Detection and quantification of airborne Claviceps purpurea sensu lato ascospores from hirst-type spore traps using real-time quantitative PCR

Authors: DOUG, JEREMIAH - Oregon State University; SCOTT, JENESS - Oregon State University; CHENG, QUNKANG - Oregon State University; Alderman, Stephen; KAUR, NAVNEET - Oregon State University; WALENTA, DARRIN - Oregon State University; KENNETH, FROST - Oregon State University; HAMM, PHILIP - Oregon State University

Submitted to: Plant Disease
Publication Type: Peer Reviewed Journal
Publication Acceptance Date: 5/29/2018
Publication Date: 9/26/2018
Citation: Doug, J.K., Scott, J.C., Cheng, Q., Alderman, S.C., Kaur, N., Walenta, D.L., Kenneth, F.E., Hamm, P.B. 2018. Detection and quantification of airborne Claviceps purpurea sensu lato ascospores from hirst-type spore traps using real-time quantitative PCR. Plant Disease. 102:2487-2493. https://doi.org/10.1094/PDIS-02-18-0310-RE.
DOI: https://doi.org/10.1094/PDIS-02-18-0310-RE

Interpretive Summary: The U.S. Pacific Northwest states of Oregon and Washington are major producers of cool-season grass seed. Ergot, caused by fungi in the Claviceps purpurea sensu lato group, is an important seed replacement disease of grass worldwide. Microscopic methods that are currently used to quantify airborne Claviceps ascospores captured by spore traps are not currently rapid enough to allow for detecting and reporting of spore numbers in a timely manner, hindering growers from using this information to help manage ergot. We developed a SYBR Green real-time quantitative polymerase chain reaction (qPCR)-based assay for fast and efficient detection and quantification of C. purpurea sensu lato ascospores from Hirst-type spore traps. Species-specificity of the qPCR assay was confirmed against 41 C. purpurea sensu lato isolates collected from six hosts and six other Claviceps spp. Significant relationships were observed between cycle threshold (Ct) values and standard curves of serial dilutions of DNA ranging from 1 pg to 10 ng (R2 = –0.99; P = 0.0002) and DNA extracted from a conidial suspension representing 8 to 80,000 conidia (R2 = –0.99; P = 0.0004). Ct values from qPCR were significantly correlated with results from microscopic examination of spore trap samples from the field (r = –0.68; P < 0.0001) and the procedure was able to detect a single ascospore from spore trap tape samples. The qPCR procedure developed in this study provided a means for quantifying airborne Claviceps ascospores that was highly specific and useful over a wide range of spore densities, and could be performed in a matter of hours instead of days. The qPCR assay developed in this study could be part of an integrated pest management approach to help grass seed growers make risk-based fungicide application decisions for ergot management in grass grown for seed.

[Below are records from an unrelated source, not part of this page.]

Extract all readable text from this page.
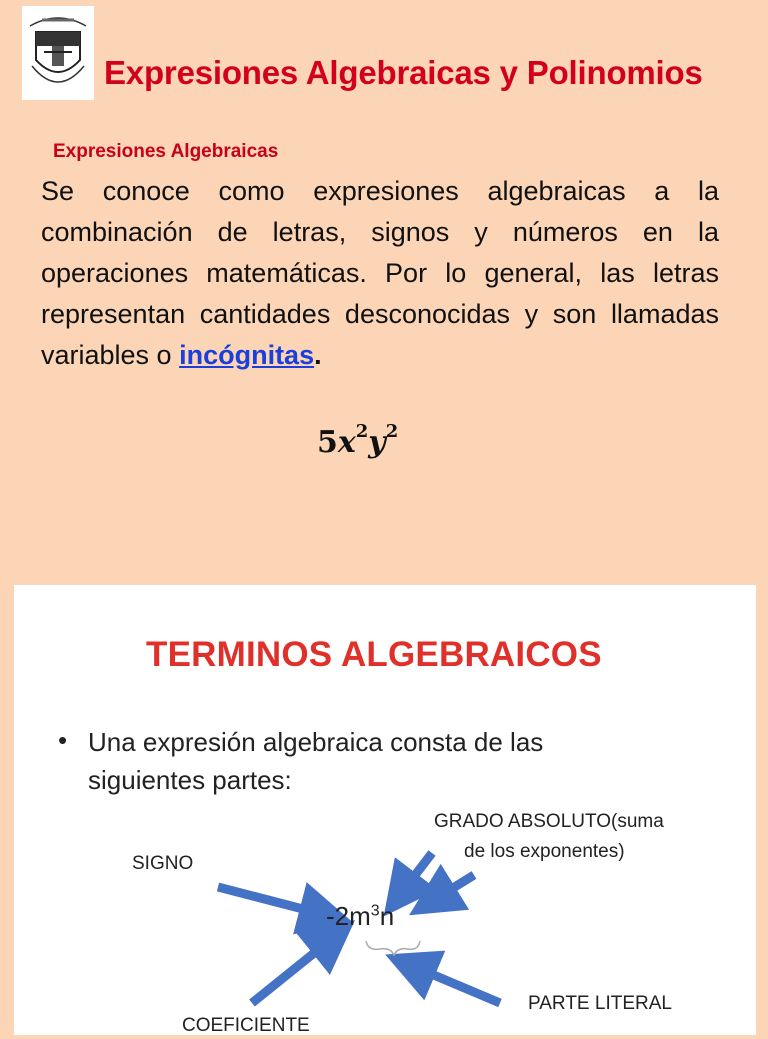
Expresiones Algebraicas y Polinomios
Expresiones Algebraicas

Se conoce como expresiones algebraicas a la combinación de letras, signos y números en la operaciones matemáticas. Por lo general, las letras representan cantidades desconocidas y son llamadas variables o incógnitas.

$5x^2y^2$
TERMINOS ALGEBRAICOS
• Una expresión algebraica consta de las siguientes partes:

SIGNO
GRADO ABSOLUTO(suma
de los exponentes)
PARTE LITERAL
COEFICIENTE
$-2m^3n$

Technical Abstract: The U.S. Pacific Northwest states of Oregon and Washington are major producers of cool-season grass seed. Ergot, caused by fungi in the Claviceps purpurea sensu lato group, is an important seed replacement disease of grass worldwide. Microscopic methods that are currently used to quantify airborne Claviceps ascospores captured by spore traps are not currently rapid enough to allow for detecting and reporting of spore numbers in a timely manner, hindering growers from using this information to help manage ergot. We developed a SYBR Green real-time quantitative polymerase chain reaction (qPCR)-based assay for fast and efficient detection and quantification of C. purpurea sensu lato ascospores from Hirst-type spore traps. Species-specificity of the qPCR assay was confirmed against 41 C. purpurea sensu lato isolates collected from six hosts and six other Claviceps spp. Significant relationships were observed between cycle threshold (Ct) values and standard curves of serial dilutions of DNA ranging from 1 pg to 10 ng (R2 = –0.99; P = 0.0002) and DNA extracted from a conidial suspension representing 8 to 80,000 conidia (R2 = –0.99; P = 0.0004). Ct values from qPCR were significantly correlated with results from microscopic examination of spore trap samples from the field (r = –0.68; P < 0.0001) and the procedure was able to detect a single ascospore from spore trap tape samples. The qPCR procedure developed in this study provided a means for quantifying airborne Claviceps ascospores that was highly specific and useful over a wide range of spore densities, and could be performed in a matter of hours instead of days. The qPCR assay developed in this study could be part of an integrated pest management approach to help grass seed growers make risk-based fungicide application decisions for ergot management in grass grown for seed.